Había que celebrar, que darle vía libre a un sentimiento reprimido. No fue el título soñado, el de la Liga, pero al fin y al cabo era el momento para reencontrarse con la gloria y para poder alzar de nuevo una copa de campeón. Millonarios, después de diez años, como lo había hecho en la Copa Merconorte, volvió a brindarle una satisfacción a su sufrida hinchada, que se había acostumbrado a perder y a ver desde lejos el triunfo de sus rivales.
Pero esta vez, en la Copa Postobón, que le entregó un cupo para la Copa Suramericana del año 2012, fue diferente, y con idéntico marcador (1-0), tanto en Tunja como Bogotá, marcó la diferencia frente a un aguerrido Chicó y les permitió a sus fieles seguidores terminar con una sequía que parecía infinita.
El equipo del venezolano Richard Páez hizo bien la tarea. Primero en Tunja, en donde con gol del ídolo, Rafael Robayo, se trajo un valioso botín, y después en su casa, en el rejuvenecido estadio El Campín, en el mismo escenario que celebró su estrella número 12, en el año 1987, redondeando su paso por la Copa Postobón, esta vez con anotación de Máyer Candelo, un hombre que despertó polémica asu llegada, pero que gracias a la magia de su zurda fue recuperando el cariño de los aficionados.
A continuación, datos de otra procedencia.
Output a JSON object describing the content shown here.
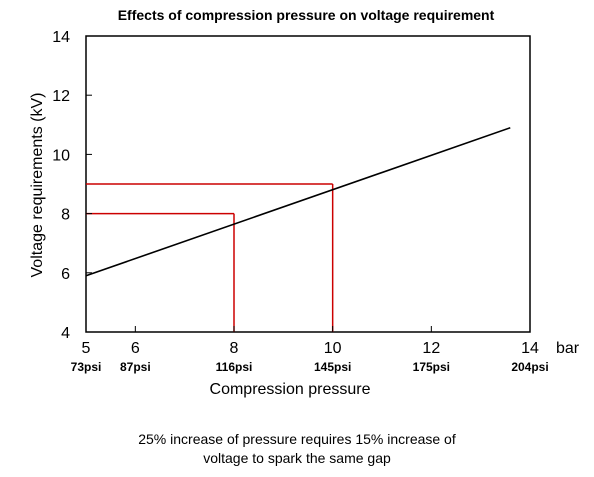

El juego de esta noche, en un estadio vestido de azul por cada rincón, no fue brillante pero será recordado no como uno más, sino como el partido en el que Millonarios volvió por la senda victoriosa, tras años y años de fracasos y frustraciones. Por eso no sorprendió ver lágrimas en los rostros de niños, jóvenes, personas maduras e incluso hombres de la tercera edad que se habían acostumbrado a vivir de las glorias del pasado. Incluso, un buen número de los que estaban en El Campín no habían visto a su equipo del alma como campeón, pero esta noche parte de su sueño se convirtió en realidad y por eso celebraron a rabiar.
El partido quedará como anécdota y con seguridad dos jugadas quedarán para la historia. La primera, la del minuto 39 del segundo tiempo, una jugada no muy clara que terminó siendo sancionada como penalti por el árbitro Adrián Vélez. En ese instante, la zurda de Máyer no cumplió con su cometido y su remate terminó en las manos de Cristian Bonilla.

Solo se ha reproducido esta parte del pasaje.